Leading American athletics coach Alberto Salazar, who has coached some of the world’s top distance runners including British Olympic track champion Mo Farah, has been banned for four years for doping violations.
The US Anti-Doping Agency (USADA) said Salazar’s punishment was for “orchestrating and facilitating prohibited doping conduct” as head coach of the Nike Oregon Project (NOP), a camp designed primarily to develop US endurance athletes.
After the ban was announced, the US Track and Field Federation (USATF) removed Salazar’s accreditation for the world athletics championships in Doha.
Salazar said he would appeal USADA’s decision, and sportswear giant Nike said in a statement that it would stand by him.

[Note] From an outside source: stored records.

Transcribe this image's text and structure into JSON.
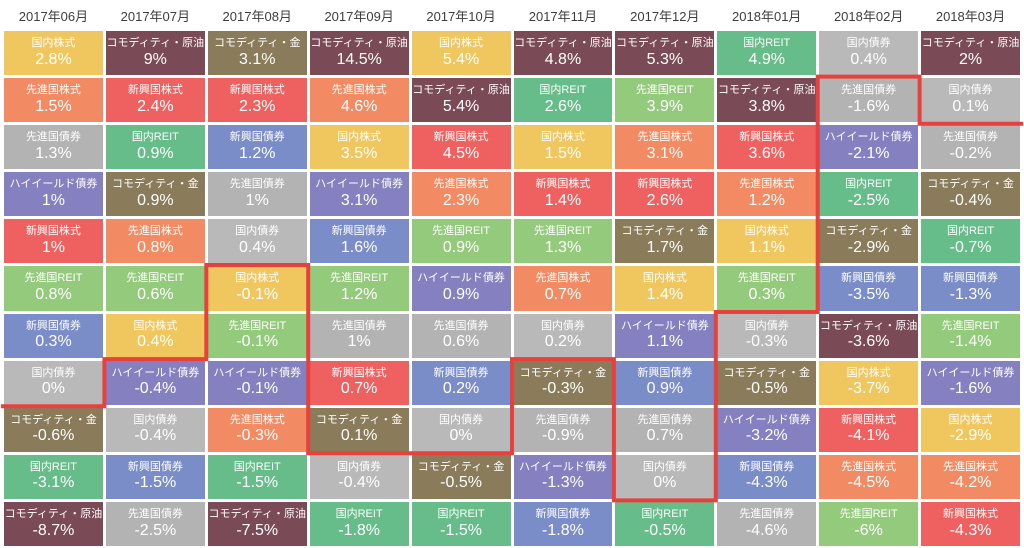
{
  "page": {
    "background": "#ffffff",
    "header_text_color": "#3d3d3d",
    "cell_text_color": "#ffffff"
  },
  "chart_data": {
    "type": "heatmap",
    "description": "Monthly asset class return ranking table (Japanese), 2017-06 to 2018-03",
    "legend_position": "none",
    "grid": "white gaps between colored cells",
    "asset_colors": {
      "国内株式": "#f0c75f",
      "先進国株式": "#f28b63",
      "新興国株式": "#ee6160",
      "国内債券": "#b9b9b9",
      "先進国債券": "#b3b3b3",
      "新興国債券": "#7a8dc8",
      "ハイイールド債券": "#8581c1",
      "国内REIT": "#67bd89",
      "先進国REIT": "#94ca7b",
      "コモディティ・金": "#8a7c5b",
      "コモディティ・原油": "#7a4a56"
    },
    "annotation_line": {
      "color": "#e6413c",
      "meaning": "stepped red line tracing the boundary between non-negative and negative monthly returns"
    },
    "columns": [
      {
        "month": "2017年06月",
        "cells": [
          {
            "asset": "国内株式",
            "label": "2.8%",
            "value": 2.8
          },
          {
            "asset": "先進国株式",
            "label": "1.5%",
            "value": 1.5
          },
          {
            "asset": "先進国債券",
            "label": "1.3%",
            "value": 1.3
          },
          {
            "asset": "ハイイールド債券",
            "label": "1%",
            "value": 1
          },
          {
            "asset": "新興国株式",
            "label": "1%",
            "value": 1
          },
          {
            "asset": "先進国REIT",
            "label": "0.8%",
            "value": 0.8
          },
          {
            "asset": "新興国債券",
            "label": "0.3%",
            "value": 0.3
          },
          {
            "asset": "国内債券",
            "label": "0%",
            "value": 0
          },
          {
            "asset": "コモディティ・金",
            "label": "-0.6%",
            "value": -0.6
          },
          {
            "asset": "国内REIT",
            "label": "-3.1%",
            "value": -3.1
          },
          {
            "asset": "コモディティ・原油",
            "label": "-8.7%",
            "value": -8.7
          }
        ]
      },
      {
        "month": "2017年07月",
        "cells": [
          {
            "asset": "コモディティ・原油",
            "label": "9%",
            "value": 9
          },
          {
            "asset": "新興国株式",
            "label": "2.4%",
            "value": 2.4
          },
          {
            "asset": "国内REIT",
            "label": "0.9%",
            "value": 0.9
          },
          {
            "asset": "コモディティ・金",
            "label": "0.9%",
            "value": 0.9
          },
          {
            "asset": "先進国株式",
            "label": "0.8%",
            "value": 0.8
          },
          {
            "asset": "先進国REIT",
            "label": "0.6%",
            "value": 0.6
          },
          {
            "asset": "国内株式",
            "label": "0.4%",
            "value": 0.4
          },
          {
            "asset": "ハイイールド債券",
            "label": "-0.4%",
            "value": -0.4
          },
          {
            "asset": "国内債券",
            "label": "-0.4%",
            "value": -0.4
          },
          {
            "asset": "新興国債券",
            "label": "-1.5%",
            "value": -1.5
          },
          {
            "asset": "先進国債券",
            "label": "-2.5%",
            "value": -2.5
          }
        ]
      },
      {
        "month": "2017年08月",
        "cells": [
          {
            "asset": "コモディティ・金",
            "label": "3.1%",
            "value": 3.1
          },
          {
            "asset": "新興国株式",
            "label": "2.3%",
            "value": 2.3
          },
          {
            "asset": "新興国債券",
            "label": "1.2%",
            "value": 1.2
          },
          {
            "asset": "先進国債券",
            "label": "1%",
            "value": 1
          },
          {
            "asset": "国内債券",
            "label": "0.4%",
            "value": 0.4
          },
          {
            "asset": "国内株式",
            "label": "-0.1%",
            "value": -0.1
          },
          {
            "asset": "先進国REIT",
            "label": "-0.1%",
            "value": -0.1
          },
          {
            "asset": "ハイイールド債券",
            "label": "-0.1%",
            "value": -0.1
          },
          {
            "asset": "先進国株式",
            "label": "-0.3%",
            "value": -0.3
          },
          {
            "asset": "国内REIT",
            "label": "-1.5%",
            "value": -1.5
          },
          {
            "asset": "コモディティ・原油",
            "label": "-7.5%",
            "value": -7.5
          }
        ]
      },
      {
        "month": "2017年09月",
        "cells": [
          {
            "asset": "コモディティ・原油",
            "label": "14.5%",
            "value": 14.5
          },
          {
            "asset": "先進国株式",
            "label": "4.6%",
            "value": 4.6
          },
          {
            "asset": "国内株式",
            "label": "3.5%",
            "value": 3.5
          },
          {
            "asset": "ハイイールド債券",
            "label": "3.1%",
            "value": 3.1
          },
          {
            "asset": "新興国債券",
            "label": "1.6%",
            "value": 1.6
          },
          {
            "asset": "先進国REIT",
            "label": "1.2%",
            "value": 1.2
          },
          {
            "asset": "先進国債券",
            "label": "1%",
            "value": 1
          },
          {
            "asset": "新興国株式",
            "label": "0.7%",
            "value": 0.7
          },
          {
            "asset": "コモディティ・金",
            "label": "0.1%",
            "value": 0.1
          },
          {
            "asset": "国内債券",
            "label": "-0.4%",
            "value": -0.4
          },
          {
            "asset": "国内REIT",
            "label": "-1.8%",
            "value": -1.8
          }
        ]
      },
      {
        "month": "2017年10月",
        "cells": [
          {
            "asset": "国内株式",
            "label": "5.4%",
            "value": 5.4
          },
          {
            "asset": "コモディティ・原油",
            "label": "5.4%",
            "value": 5.4
          },
          {
            "asset": "新興国株式",
            "label": "4.5%",
            "value": 4.5
          },
          {
            "asset": "先進国株式",
            "label": "2.3%",
            "value": 2.3
          },
          {
            "asset": "先進国REIT",
            "label": "0.9%",
            "value": 0.9
          },
          {
            "asset": "ハイイールド債券",
            "label": "0.9%",
            "value": 0.9
          },
          {
            "asset": "先進国債券",
            "label": "0.6%",
            "value": 0.6
          },
          {
            "asset": "新興国債券",
            "label": "0.2%",
            "value": 0.2
          },
          {
            "asset": "国内債券",
            "label": "0%",
            "value": 0
          },
          {
            "asset": "コモディティ・金",
            "label": "-0.5%",
            "value": -0.5
          },
          {
            "asset": "国内REIT",
            "label": "-1.5%",
            "value": -1.5
          }
        ]
      },
      {
        "month": "2017年11月",
        "cells": [
          {
            "asset": "コモディティ・原油",
            "label": "4.8%",
            "value": 4.8
          },
          {
            "asset": "国内REIT",
            "label": "2.6%",
            "value": 2.6
          },
          {
            "asset": "国内株式",
            "label": "1.5%",
            "value": 1.5
          },
          {
            "asset": "新興国株式",
            "label": "1.4%",
            "value": 1.4
          },
          {
            "asset": "先進国REIT",
            "label": "1.3%",
            "value": 1.3
          },
          {
            "asset": "先進国株式",
            "label": "0.7%",
            "value": 0.7
          },
          {
            "asset": "国内債券",
            "label": "0.2%",
            "value": 0.2
          },
          {
            "asset": "コモディティ・金",
            "label": "-0.3%",
            "value": -0.3
          },
          {
            "asset": "先進国債券",
            "label": "-0.9%",
            "value": -0.9
          },
          {
            "asset": "ハイイールド債券",
            "label": "-1.3%",
            "value": -1.3
          },
          {
            "asset": "新興国債券",
            "label": "-1.8%",
            "value": -1.8
          }
        ]
      },
      {
        "month": "2017年12月",
        "cells": [
          {
            "asset": "コモディティ・原油",
            "label": "5.3%",
            "value": 5.3
          },
          {
            "asset": "先進国REIT",
            "label": "3.9%",
            "value": 3.9
          },
          {
            "asset": "先進国株式",
            "label": "3.1%",
            "value": 3.1
          },
          {
            "asset": "新興国株式",
            "label": "2.6%",
            "value": 2.6
          },
          {
            "asset": "コモディティ・金",
            "label": "1.7%",
            "value": 1.7
          },
          {
            "asset": "国内株式",
            "label": "1.4%",
            "value": 1.4
          },
          {
            "asset": "ハイイールド債券",
            "label": "1.1%",
            "value": 1.1
          },
          {
            "asset": "新興国債券",
            "label": "0.9%",
            "value": 0.9
          },
          {
            "asset": "先進国債券",
            "label": "0.7%",
            "value": 0.7
          },
          {
            "asset": "国内債券",
            "label": "0%",
            "value": 0
          },
          {
            "asset": "国内REIT",
            "label": "-0.5%",
            "value": -0.5
          }
        ]
      },
      {
        "month": "2018年01月",
        "cells": [
          {
            "asset": "国内REIT",
            "label": "4.9%",
            "value": 4.9
          },
          {
            "asset": "コモディティ・原油",
            "label": "3.8%",
            "value": 3.8
          },
          {
            "asset": "新興国株式",
            "label": "3.6%",
            "value": 3.6
          },
          {
            "asset": "先進国株式",
            "label": "1.2%",
            "value": 1.2
          },
          {
            "asset": "国内株式",
            "label": "1.1%",
            "value": 1.1
          },
          {
            "asset": "先進国REIT",
            "label": "0.3%",
            "value": 0.3
          },
          {
            "asset": "国内債券",
            "label": "-0.3%",
            "value": -0.3
          },
          {
            "asset": "コモディティ・金",
            "label": "-0.5%",
            "value": -0.5
          },
          {
            "asset": "ハイイールド債券",
            "label": "-3.2%",
            "value": -3.2
          },
          {
            "asset": "新興国債券",
            "label": "-4.3%",
            "value": -4.3
          },
          {
            "asset": "先進国債券",
            "label": "-4.6%",
            "value": -4.6
          }
        ]
      },
      {
        "month": "2018年02月",
        "cells": [
          {
            "asset": "国内債券",
            "label": "0.4%",
            "value": 0.4
          },
          {
            "asset": "先進国債券",
            "label": "-1.6%",
            "value": -1.6
          },
          {
            "asset": "ハイイールド債券",
            "label": "-2.1%",
            "value": -2.1
          },
          {
            "asset": "国内REIT",
            "label": "-2.5%",
            "value": -2.5
          },
          {
            "asset": "コモディティ・金",
            "label": "-2.9%",
            "value": -2.9
          },
          {
            "asset": "新興国債券",
            "label": "-3.5%",
            "value": -3.5
          },
          {
            "asset": "コモディティ・原油",
            "label": "-3.6%",
            "value": -3.6
          },
          {
            "asset": "国内株式",
            "label": "-3.7%",
            "value": -3.7
          },
          {
            "asset": "新興国株式",
            "label": "-4.1%",
            "value": -4.1
          },
          {
            "asset": "先進国株式",
            "label": "-4.5%",
            "value": -4.5
          },
          {
            "asset": "先進国REIT",
            "label": "-6%",
            "value": -6
          }
        ]
      },
      {
        "month": "2018年03月",
        "cells": [
          {
            "asset": "コモディティ・原油",
            "label": "2%",
            "value": 2
          },
          {
            "asset": "国内債券",
            "label": "0.1%",
            "value": 0.1
          },
          {
            "asset": "先進国債券",
            "label": "-0.2%",
            "value": -0.2
          },
          {
            "asset": "コモディティ・金",
            "label": "-0.4%",
            "value": -0.4
          },
          {
            "asset": "国内REIT",
            "label": "-0.7%",
            "value": -0.7
          },
          {
            "asset": "新興国債券",
            "label": "-1.3%",
            "value": -1.3
          },
          {
            "asset": "先進国REIT",
            "label": "-1.4%",
            "value": -1.4
          },
          {
            "asset": "ハイイールド債券",
            "label": "-1.6%",
            "value": -1.6
          },
          {
            "asset": "国内株式",
            "label": "-2.9%",
            "value": -2.9
          },
          {
            "asset": "先進国株式",
            "label": "-4.2%",
            "value": -4.2
          },
          {
            "asset": "新興国株式",
            "label": "-4.3%",
            "value": -4.3
          }
        ]
      }
    ]
  }
}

“I am shocked by the outcome today,” Salazar said in a statement. “My athletes and I have endured unjust, unethical and highly damaging treatment from USADA.”
“The Oregon Project has never and will never permit doping. I will appeal and look forward to this unfair and protracted process reaching the conclusion I know to be true. I will not be commenting further at this time.”
USADA said that Salazar, who also coached American Olympian Matthew Centrowitz among other top distance runners, trafficked banned performance-enhancing substance testosterone to multiple athletes.
Salazar also tampered or attempted to tamper with NOP athletes’ doping control process, the agency said after concluding its four-year investigation.
Jeffrey Brown, who worked as a paid consultant endocrinologist for NOP on performance enhancement and served as a physician for numerous athletes in the training program, also received a four-year ban.
Several members of NOP are competing in the 2019 IAAF World Championships in Doha, Qatar.
None of the athletes Salazar has worked with were mentioned in Monday’s report.
Salazar stopped coaching Farah in 2017 when the runner decided to move back to England. Farah said at the time that the doping investigation was not the reason they parted ways.
“The athletes in these cases found the courage to speak out and ultimately exposed the truth,” Travis Tygart, USADA chief executive officer, said in a statement.
“While acting in connection with the Nike Oregon Project, Mr. Salazar and Dr. Brown demonstrated that winning was more important than the health and wellbeing of the athletes they were sworn to protect.”
Salazar said that Tygart’s comment was misleading and he had never put winning above the athletes’ safety.
“This is completely false and contrary to the findings of the arbitrators, who even wrote about the care I took in complying with the World Anti-Doping code,” he said.
Nike, which funds NOP, the nation’s most elite long-distance running training center in Portland under a $460 million, 26-year sponsorship deal with US Track and Field, said it would support Salazar’s appeal.
“Today’s decision had nothing to do with administering banned substances to any Oregon Project athlete. As the panel noted, they were struck by the amount of care Alberto took to ensure he was complying with the World Anti-Doping code,” it said.
“Nike does not condone the use of banned substances in any manner.”
Salazar, 61, was a celebrated distance runner, winning three consecutive New York City marathons starting in 1980.